Ray’s favourite pursuit was always rock fishing.
He can’t stop talking about Black Rock and the hype of activity for feeds of snapper there.
But his ageing legs are consigning him to firmer ground.
“I can’t duck quick enough or run back,” he says of the waves that regularly lash the rocky outcrop between Breamlea and Barwon Heads.
Ray then talks about the “challenge” of catching a fish, not knowing whether he’ll catch an esky-full or go home to a tin of baked beans.
“The sea is different every day,” Ray explains.
“You could get your head blown off and next day you could catch the best snapper and think it’s the greatest day.”
Ray’s fishing stocks have their origins back a few generations since he cast a line aged just six or seven.
His English grandfather was the first Long to fish Geelong’s waters.
Ray’s father was a “great” fisherman and son Brian, who writes the Independent’s On The Bite column, also rates as “pretty good”.
Reminders of the fishing family’s past are found inside Ray’s back shed at his Herne Hill home.
Lined up against the walls, he boasts hundreds of rods and reels.
The collection includes wooden reels dating back to the 1800s, the odd rusting hook and thousands of lures.

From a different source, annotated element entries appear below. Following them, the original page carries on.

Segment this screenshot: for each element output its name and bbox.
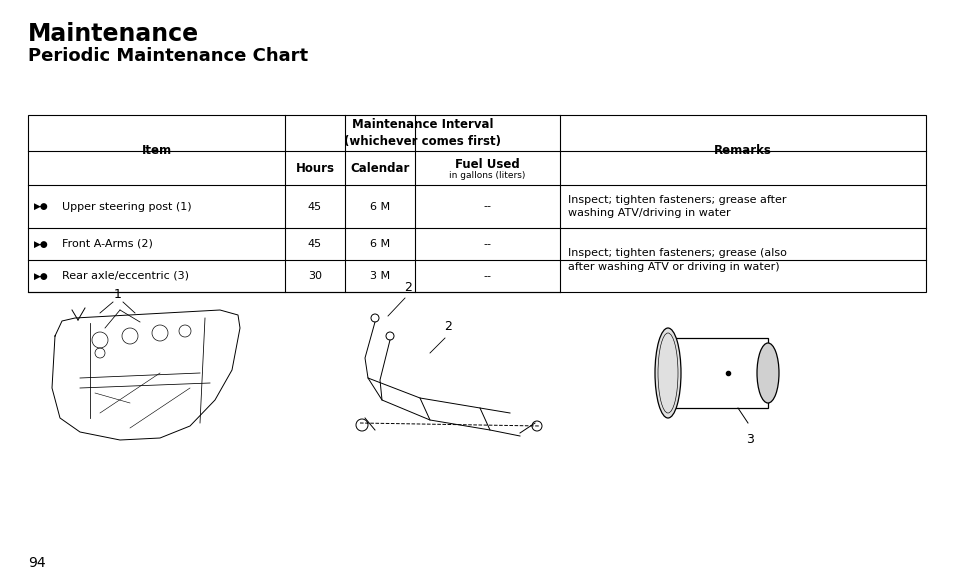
Text: Rear axle/eccentric (3): Rear axle/eccentric (3) <box>62 271 189 281</box>
Text: Inspect; tighten fasteners; grease after
washing ATV/driving in water: Inspect; tighten fasteners; grease after… <box>567 195 785 218</box>
Text: 6 M: 6 M <box>370 202 390 212</box>
Text: 2: 2 <box>404 281 412 294</box>
Text: Calendar: Calendar <box>350 162 409 175</box>
Text: 30: 30 <box>308 271 322 281</box>
Text: --: -- <box>483 271 491 281</box>
Text: Maintenance: Maintenance <box>28 22 199 46</box>
Bar <box>667 338 767 408</box>
Text: 2: 2 <box>443 320 452 333</box>
Text: --: -- <box>483 202 491 212</box>
Text: Maintenance Interval
(whichever comes first): Maintenance Interval (whichever comes fi… <box>344 118 500 148</box>
Text: 45: 45 <box>308 239 322 249</box>
Bar <box>28 115 925 292</box>
Text: ▶●: ▶● <box>34 202 49 211</box>
Text: 3 M: 3 M <box>370 271 390 281</box>
Text: Remarks: Remarks <box>713 143 771 156</box>
Text: 6 M: 6 M <box>370 239 390 249</box>
Text: ▶●: ▶● <box>34 239 49 249</box>
Text: Upper steering post (1): Upper steering post (1) <box>62 202 192 212</box>
Text: Hours: Hours <box>295 162 335 175</box>
Text: 45: 45 <box>308 202 322 212</box>
Text: 1: 1 <box>114 288 122 301</box>
Text: 94: 94 <box>28 556 46 570</box>
Text: --: -- <box>483 239 491 249</box>
Text: 3: 3 <box>745 433 753 446</box>
Ellipse shape <box>757 343 779 403</box>
Text: Front A-Arms (2): Front A-Arms (2) <box>62 239 152 249</box>
Text: Fuel Used: Fuel Used <box>455 158 519 171</box>
Text: in gallons (liters): in gallons (liters) <box>449 171 525 179</box>
Ellipse shape <box>655 328 680 418</box>
Text: Inspect; tighten fasteners; grease (also
after washing ATV or driving in water): Inspect; tighten fasteners; grease (also… <box>567 248 786 272</box>
Text: Item: Item <box>141 143 172 156</box>
Text: ▶●: ▶● <box>34 272 49 280</box>
Text: Periodic Maintenance Chart: Periodic Maintenance Chart <box>28 47 308 65</box>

They are stored away for keep’s sake.
“Brian will probably throw them out one day,” Ray jokes, “so I’m not looking forward to when I die.”

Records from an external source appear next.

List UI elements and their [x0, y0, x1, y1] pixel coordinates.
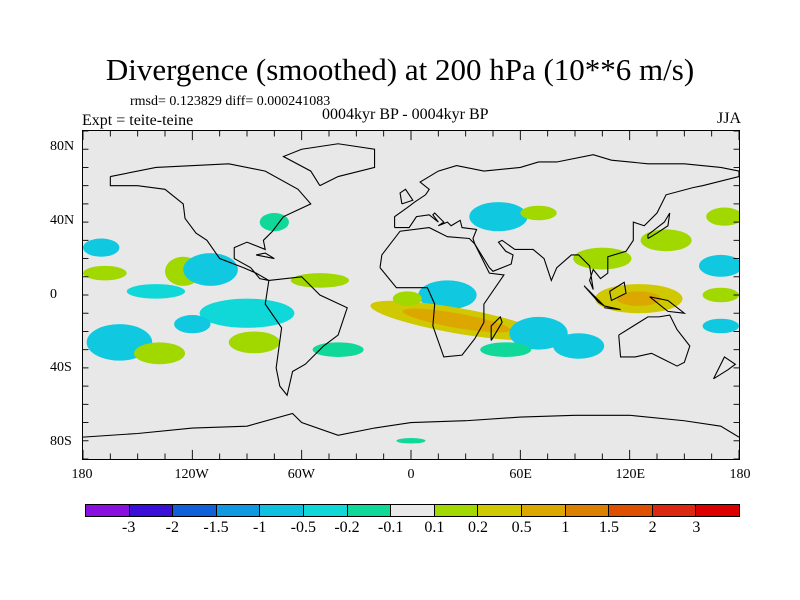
colorbar-box: [391, 505, 435, 516]
colorbar-box: [173, 505, 217, 516]
coastline: [282, 143, 376, 187]
coastline: [256, 252, 275, 260]
colorbar-label: -2: [165, 519, 179, 536]
coastline: [490, 315, 503, 341]
colorbar-box: [652, 505, 697, 516]
coastline: [583, 285, 605, 307]
colorbar-box: [303, 505, 348, 516]
coastline: [712, 356, 737, 380]
season-label: JJA: [716, 110, 741, 127]
colorbar-box: [478, 505, 522, 516]
lon-tick-label: 120W: [174, 467, 209, 482]
lat-tick-label: 40S: [50, 360, 72, 375]
colorbar-box: [347, 505, 392, 516]
colorbar-box: [216, 505, 261, 516]
lon-tick-label: 180: [71, 467, 93, 482]
colorbar-box: [609, 505, 653, 516]
coastline: [609, 281, 627, 302]
colorbar-box: [696, 505, 739, 516]
colorbar-label: 0.2: [468, 519, 488, 536]
colorbar-label: -1.5: [203, 519, 229, 536]
colorbar-label: 3: [692, 519, 701, 536]
experiment-label: Expt = teite-teine: [82, 112, 194, 129]
lon-tick-label: 0: [407, 467, 415, 482]
colorbar-box: [260, 505, 304, 516]
lon-tick-label: 180: [729, 467, 751, 482]
colorbar-label: -0.5: [290, 519, 316, 536]
colorbar-label: -1: [252, 519, 267, 536]
coastline: [649, 296, 687, 314]
coastline: [264, 276, 348, 397]
colorbar-box: [86, 505, 130, 516]
colorbar-box: [565, 505, 610, 516]
divergence-map: [82, 130, 743, 460]
lon-tick-label: 60E: [509, 467, 532, 482]
coastline: [647, 212, 671, 239]
colorbar-label: -3: [121, 519, 136, 536]
colorbar-label: 2: [648, 519, 657, 536]
coastline: [379, 227, 505, 358]
period-label: 0004kyr BP - 0004kyr BP: [322, 106, 489, 123]
map-panel: [82, 130, 743, 460]
coastline: [82, 412, 740, 438]
coastline: [394, 154, 740, 290]
colorbar-label: 1: [561, 519, 570, 536]
lat-tick-label: 40N: [50, 213, 75, 228]
lon-tick-label: 120E: [615, 467, 646, 482]
colorbar-box: [129, 505, 174, 516]
coastline: [604, 305, 621, 311]
divergence-fields: [83, 202, 743, 444]
colorbar-label: -0.2: [334, 519, 360, 536]
coastlines: [82, 143, 740, 438]
lat-tick-label: 80N: [50, 139, 75, 154]
colorbar-label: 1.5: [599, 519, 619, 536]
coastline: [109, 163, 312, 281]
stats-label: rmsd= 0.123829 diff= 0.000241083: [130, 94, 331, 109]
coastline: [399, 188, 414, 205]
plot-title: Divergence (smoothed) at 200 hPa (10**6 …: [105, 52, 695, 87]
lat-tick-label: 0: [50, 287, 57, 302]
colorbar-label: 0.5: [511, 519, 532, 536]
colorbar-box: [434, 505, 479, 516]
colorbar-label: -0.1: [377, 519, 404, 536]
colorbar-label: 0.1: [424, 519, 445, 536]
colorbar: [85, 504, 740, 517]
lon-tick-label: 60W: [287, 467, 315, 482]
colorbar-box: [521, 505, 566, 516]
coastline: [618, 314, 691, 367]
lat-tick-label: 80S: [50, 434, 72, 449]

But when Ray hits the water he pulls out the latest products from the Manifold Heights shopfront that bears his name.
Fishing, he says, is not just about the latest lightweight graphite rods.
“I can still go down with an old rod and reel and have as much chance of catching a fish as I could with a new one,” he says.
“It’s not what’s on top, it’s what’s under the water with the bait or lures that you use.”
Ray Long Tackle World came to fruition in 1969 when he quit the building industry.
His last job was working on Belmont’s Kmart for Geelong’s biggest builder in the day, JC Taylor and Son.
At age 39, Ray needed a breather.
“So I started the business in my backyard selling fishing tackle,” he recalls.
“Lucky I had good neighbours and we all had a lot of fun back then.
“I worked for six years in the backyard and, when Brian left school, I said to him ‘We’ll get a shop’.”
Now fishing has finally become a pastime again rather than.
Brian takes credit, saying he told his 80-year-old dad to put his feet up.
Ray abruptly tells a different story.
“No, no. I decided it was time I should get out of their way because I reckon I was getting a bit slow and was a bloody nuisance,” he grins.